FROM gcr.io/deeplearning-platform-release/tf2-cpu.2-3
WORKDIR /

# Copies the trainer code to the docker image.
COPY trainer /trainer

# Sets up the entry point to invoke the trainer.
ENTRYPOINT ["python", "-m", "trainer.train"]

此 Dockerfile 使用 Deep Learning Container TensorFlow Enterprise 2.3 Docker 映像。Google Cloud 上的 Deep Learning Containers 预安装了许多常见的机器学习和数据科学框架。我们使用的是 TF Enterprise 2.3、Pandas、Scikit-learn 等工具。下载该映像后，此 Dockerfile 会为训练代码设置入口点，我们将在下一步中添加该代码。

第 3 步：添加模型训练代码

接下来，在 Cloud Shell 编辑器中打开 train.py 文件并复制以下代码（这改写自 TensorFlow 文档中的教程）。

# This will be replaced with your bucket name after running the `sed` command in the tutorial
BUCKET = "BUCKET_NAME"

import numpy as np
import pandas as pd
import pathlib
import tensorflow as tf

from tensorflow import keras
from tensorflow.keras import layers

print(tf.__version__)

"""## The Auto MPG dataset

The dataset is available from the [UCI Machine Learning Repository](https://archive.ics.uci.edu/ml/).

### Get the data
First download the dataset.
"""

"""Import it using pandas"""

dataset_path = "https://storage.googleapis.com/io-vertex-codelab/auto-mpg.csv"
dataset = pd.read_csv(dataset_path, na_values = "?")

dataset.tail()

"""### Clean the data

The dataset contains a few unknown values.
"""

dataset.isna().sum()

"""To keep this initial tutorial simple drop those rows."""

dataset = dataset.dropna()

"""The `"origin"` column is really categorical, not numeric.
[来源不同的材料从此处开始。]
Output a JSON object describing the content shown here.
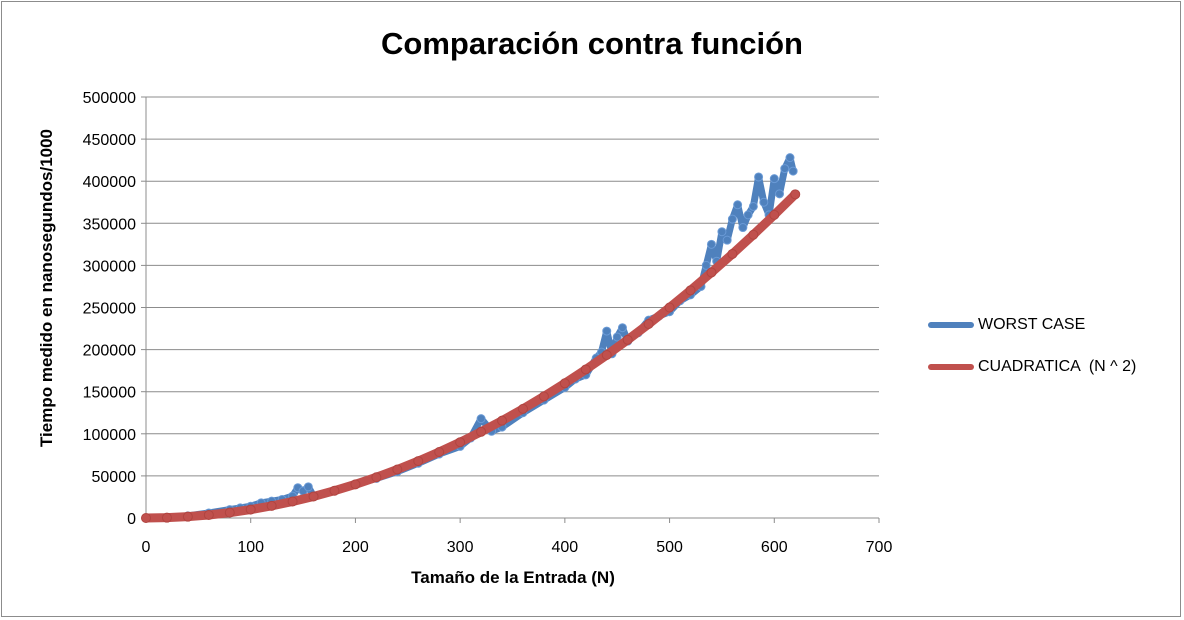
{
  "chart_data": {
    "type": "scatter",
    "title": "Comparación contra función",
    "xlabel": "Tamaño  de la Entrada (N)",
    "ylabel": "Tiempo medido en nanosegundos/1000",
    "xlim": [
      0,
      700
    ],
    "ylim": [
      0,
      500000
    ],
    "x_ticks": [
      "0",
      "100",
      "200",
      "300",
      "400",
      "500",
      "600",
      "700"
    ],
    "y_ticks": [
      "0",
      "50000",
      "100000",
      "150000",
      "200000",
      "250000",
      "300000",
      "350000",
      "400000",
      "450000",
      "500000"
    ],
    "grid": "horizontal",
    "legend_position": "right",
    "series": [
      {
        "name": "WORST CASE",
        "color": "#4f81bd",
        "x": [
          0,
          20,
          40,
          60,
          80,
          90,
          100,
          110,
          120,
          130,
          140,
          145,
          150,
          155,
          160,
          180,
          200,
          220,
          240,
          260,
          280,
          300,
          310,
          320,
          330,
          340,
          360,
          380,
          400,
          410,
          420,
          430,
          435,
          440,
          445,
          450,
          455,
          460,
          470,
          480,
          490,
          500,
          510,
          520,
          530,
          535,
          540,
          545,
          550,
          555,
          560,
          565,
          570,
          575,
          580,
          585,
          590,
          595,
          600,
          605,
          610,
          615,
          618
        ],
        "y": [
          0,
          500,
          2500,
          6000,
          10000,
          12000,
          14000,
          18000,
          20000,
          22000,
          26000,
          36000,
          32000,
          37000,
          26000,
          32000,
          40000,
          47000,
          55000,
          65000,
          76000,
          85000,
          95000,
          118000,
          103000,
          108000,
          125000,
          140000,
          155000,
          165000,
          170000,
          190000,
          197000,
          222000,
          195000,
          215000,
          226000,
          210000,
          220000,
          235000,
          240000,
          245000,
          258000,
          265000,
          275000,
          300000,
          325000,
          305000,
          340000,
          330000,
          355000,
          372000,
          345000,
          360000,
          370000,
          405000,
          375000,
          360000,
          403000,
          385000,
          415000,
          428000,
          412000
        ]
      },
      {
        "name": "CUADRATICA  (N ^ 2)",
        "color": "#c0504d",
        "x": [
          0,
          20,
          40,
          60,
          80,
          100,
          120,
          140,
          160,
          180,
          200,
          220,
          240,
          260,
          280,
          300,
          320,
          340,
          360,
          380,
          400,
          420,
          440,
          460,
          480,
          500,
          520,
          540,
          560,
          580,
          600,
          620
        ],
        "y": [
          0,
          400,
          1600,
          3600,
          6400,
          10000,
          14400,
          19600,
          25600,
          32400,
          40000,
          48400,
          57600,
          67600,
          78400,
          90000,
          102400,
          115600,
          129600,
          144400,
          160000,
          176400,
          193600,
          211600,
          230400,
          250000,
          270400,
          291600,
          313600,
          336400,
          360000,
          384400
        ]
      }
    ]
  }
}
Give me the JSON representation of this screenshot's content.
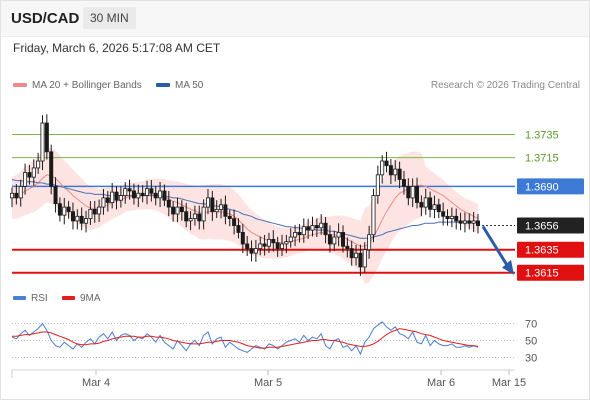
{
  "header": {
    "pair": "USD/CAD",
    "timeframe": "30 MIN"
  },
  "datetime": "Friday, March 6, 2026 5:17:08 AM CET",
  "legend": {
    "ma20": {
      "label": "MA 20 + Bollinger Bands",
      "color": "#f08a8a"
    },
    "ma50": {
      "label": "MA 50",
      "color": "#2a5caa"
    }
  },
  "credit": "Research © 2026 Trading Central",
  "rsi_legend": {
    "rsi": {
      "label": "RSI",
      "color": "#4a7fd4"
    },
    "ma9": {
      "label": "9MA",
      "color": "#e02020"
    }
  },
  "chart_data": [
    {
      "type": "candlestick",
      "price_labels": [
        {
          "value": "1.3735",
          "kind": "resistance-line",
          "color": "#7ab648"
        },
        {
          "value": "1.3715",
          "kind": "resistance-line",
          "color": "#7ab648"
        },
        {
          "value": "1.3690",
          "kind": "pivot",
          "color": "#3d7ad6"
        },
        {
          "value": "1.3656",
          "kind": "last-price",
          "color": "#222222"
        },
        {
          "value": "1.3635",
          "kind": "support",
          "color": "#e01010"
        },
        {
          "value": "1.3615",
          "kind": "support",
          "color": "#e01010"
        }
      ],
      "ylim": [
        1.36,
        1.3765
      ],
      "x_ticks": [
        "Mar 4",
        "Mar 5",
        "Mar 6",
        "Mar 15"
      ],
      "close": [
        1.3684,
        1.368,
        1.369,
        1.3702,
        1.3698,
        1.3706,
        1.3712,
        1.3745,
        1.372,
        1.369,
        1.3675,
        1.3665,
        1.3672,
        1.3668,
        1.366,
        1.3664,
        1.3658,
        1.3662,
        1.367,
        1.3666,
        1.3672,
        1.368,
        1.3676,
        1.3685,
        1.3678,
        1.3682,
        1.3688,
        1.3686,
        1.368,
        1.3684,
        1.3682,
        1.3688,
        1.3684,
        1.368,
        1.3686,
        1.3678,
        1.3672,
        1.3666,
        1.3672,
        1.3668,
        1.366,
        1.3662,
        1.3666,
        1.366,
        1.3672,
        1.368,
        1.3668,
        1.367,
        1.3674,
        1.3664,
        1.3662,
        1.3656,
        1.365,
        1.364,
        1.3636,
        1.3632,
        1.3636,
        1.364,
        1.3638,
        1.3644,
        1.3641,
        1.3636,
        1.364,
        1.3642,
        1.3646,
        1.365,
        1.3648,
        1.3655,
        1.3652,
        1.3656,
        1.3654,
        1.3658,
        1.3648,
        1.364,
        1.3646,
        1.365,
        1.3638,
        1.3636,
        1.3628,
        1.3632,
        1.362,
        1.3635,
        1.3648,
        1.3682,
        1.37,
        1.3712,
        1.3708,
        1.37,
        1.3705,
        1.3696,
        1.369,
        1.368,
        1.369,
        1.3676,
        1.3672,
        1.368,
        1.367,
        1.3674,
        1.3668,
        1.3664,
        1.3662,
        1.3664,
        1.366,
        1.3658,
        1.366,
        1.3658,
        1.366,
        1.3656
      ],
      "ma20": [
        1.368,
        1.3681,
        1.3683,
        1.3686,
        1.3688,
        1.369,
        1.3693,
        1.3697,
        1.37,
        1.3699,
        1.3697,
        1.3693,
        1.3689,
        1.3686,
        1.3682,
        1.3679,
        1.3676,
        1.3673,
        1.3671,
        1.3671,
        1.3671,
        1.3673,
        1.3674,
        1.3676,
        1.3677,
        1.3678,
        1.368,
        1.3681,
        1.3681,
        1.3682,
        1.3682,
        1.3683,
        1.3683,
        1.3683,
        1.3682,
        1.3681,
        1.3679,
        1.3677,
        1.3676,
        1.3674,
        1.3672,
        1.367,
        1.3669,
        1.3667,
        1.3667,
        1.3668,
        1.3668,
        1.3668,
        1.3668,
        1.3667,
        1.3666,
        1.3664,
        1.3661,
        1.3657,
        1.3653,
        1.365,
        1.3648,
        1.3646,
        1.3644,
        1.3643,
        1.3642,
        1.3641,
        1.3641,
        1.3641,
        1.3642,
        1.3643,
        1.3644,
        1.3645,
        1.3647,
        1.3648,
        1.3649,
        1.365,
        1.3649,
        1.3648,
        1.3648,
        1.3647,
        1.3646,
        1.3644,
        1.3642,
        1.364,
        1.3638,
        1.3638,
        1.364,
        1.3646,
        1.3653,
        1.3661,
        1.3668,
        1.3674,
        1.368,
        1.3684,
        1.3686,
        1.3688,
        1.369,
        1.3691,
        1.3691,
        1.369,
        1.3688,
        1.3686,
        1.3684,
        1.3682,
        1.3679,
        1.3676,
        1.3673,
        1.367,
        1.3668,
        1.3666,
        1.3664,
        1.3662
      ],
      "ma50": [
        1.3696,
        1.3695,
        1.3695,
        1.3694,
        1.3694,
        1.3694,
        1.3693,
        1.3693,
        1.3692,
        1.3692,
        1.3691,
        1.369,
        1.3689,
        1.3688,
        1.3687,
        1.3686,
        1.3685,
        1.3684,
        1.3684,
        1.3683,
        1.3683,
        1.3683,
        1.3682,
        1.3682,
        1.3682,
        1.3682,
        1.3682,
        1.3682,
        1.3682,
        1.3682,
        1.3682,
        1.3682,
        1.3682,
        1.3682,
        1.3682,
        1.3681,
        1.3681,
        1.368,
        1.368,
        1.3679,
        1.3678,
        1.3677,
        1.3676,
        1.3675,
        1.3675,
        1.3674,
        1.3673,
        1.3673,
        1.3672,
        1.3671,
        1.367,
        1.3669,
        1.3668,
        1.3666,
        1.3665,
        1.3664,
        1.3662,
        1.3661,
        1.366,
        1.3659,
        1.3658,
        1.3657,
        1.3656,
        1.3655,
        1.3655,
        1.3654,
        1.3654,
        1.3653,
        1.3653,
        1.3653,
        1.3652,
        1.3652,
        1.3652,
        1.3651,
        1.3651,
        1.365,
        1.3649,
        1.3648,
        1.3647,
        1.3646,
        1.3645,
        1.3645,
        1.3645,
        1.3646,
        1.3647,
        1.3648,
        1.365,
        1.3651,
        1.3652,
        1.3653,
        1.3654,
        1.3655,
        1.3656,
        1.3656,
        1.3657,
        1.3658,
        1.3658,
        1.3658,
        1.3659,
        1.3659,
        1.3659,
        1.3659,
        1.3659,
        1.3659,
        1.3659,
        1.3659,
        1.3659,
        1.3659
      ],
      "projection": {
        "to": "1.3615"
      }
    },
    {
      "type": "line",
      "name": "RSI panel",
      "y_ticks": [
        "70",
        "50",
        "30"
      ],
      "ylim": [
        20,
        80
      ],
      "rsi": [
        54,
        52,
        58,
        62,
        56,
        60,
        64,
        70,
        62,
        50,
        44,
        42,
        48,
        44,
        40,
        46,
        42,
        48,
        52,
        46,
        54,
        58,
        52,
        60,
        50,
        56,
        58,
        56,
        50,
        54,
        52,
        58,
        54,
        48,
        56,
        48,
        44,
        40,
        50,
        44,
        38,
        46,
        50,
        44,
        56,
        60,
        46,
        52,
        54,
        42,
        48,
        44,
        40,
        38,
        36,
        40,
        44,
        42,
        40,
        46,
        44,
        40,
        44,
        48,
        50,
        52,
        48,
        56,
        50,
        54,
        52,
        58,
        44,
        40,
        50,
        52,
        42,
        44,
        38,
        44,
        34,
        48,
        54,
        64,
        68,
        72,
        66,
        62,
        66,
        58,
        56,
        52,
        60,
        48,
        46,
        56,
        44,
        50,
        46,
        44,
        44,
        46,
        42,
        42,
        44,
        42,
        44,
        42
      ],
      "ma9": [
        55,
        55,
        56,
        57,
        57,
        58,
        59,
        60,
        60,
        59,
        57,
        55,
        53,
        51,
        48,
        46,
        45,
        45,
        46,
        46,
        47,
        49,
        50,
        52,
        53,
        54,
        55,
        55,
        55,
        54,
        54,
        55,
        55,
        54,
        54,
        53,
        52,
        50,
        49,
        48,
        47,
        46,
        46,
        46,
        47,
        48,
        48,
        49,
        50,
        50,
        50,
        49,
        48,
        46,
        44,
        43,
        42,
        41,
        41,
        42,
        42,
        42,
        43,
        44,
        45,
        46,
        47,
        48,
        49,
        50,
        50,
        51,
        51,
        50,
        50,
        49,
        48,
        46,
        45,
        44,
        43,
        43,
        44,
        46,
        49,
        53,
        57,
        60,
        62,
        64,
        63,
        62,
        61,
        60,
        58,
        57,
        56,
        54,
        52,
        50,
        49,
        48,
        47,
        46,
        45,
        44,
        44,
        43
      ]
    }
  ]
}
So convert that to a one-hot:"""

dataset['origin'] = dataset['origin'].map({1: 'USA', 2: 'Europe', 3: 'Japan'})

dataset = pd.get_dummies(dataset, prefix='', prefix_sep='')
dataset.tail()

"""### Split the data into train and test

Now split the dataset into a training set and a test set.

We will use the test set in the final evaluation of our model.
"""

train_dataset = dataset.sample(frac=0.8,random_state=0)
test_dataset = dataset.drop(train_dataset.index)

"""### Inspect the data

Have a quick look at the joint distribution of a few pairs of columns from the training set.

Also look at the overall statistics:
"""

train_stats = train_dataset.describe()
train_stats.pop("mpg")
train_stats = train_stats.transpose()
train_stats

"""### Split features from labels

Separate the target value, or "label", from the features. This label is the value that you will train the model to predict.
"""

train_labels = train_dataset.pop('mpg')
test_labels = test_dataset.pop('mpg')

"""### Normalize the data

Look again at the `train_stats` block above and note how different the ranges of each feature are.

It is good practice to normalize features that use different scales and ranges. Although the model *might* converge without feature normalization, it makes training more difficult, and it makes the resulting model dependent on the choice of units used in the input.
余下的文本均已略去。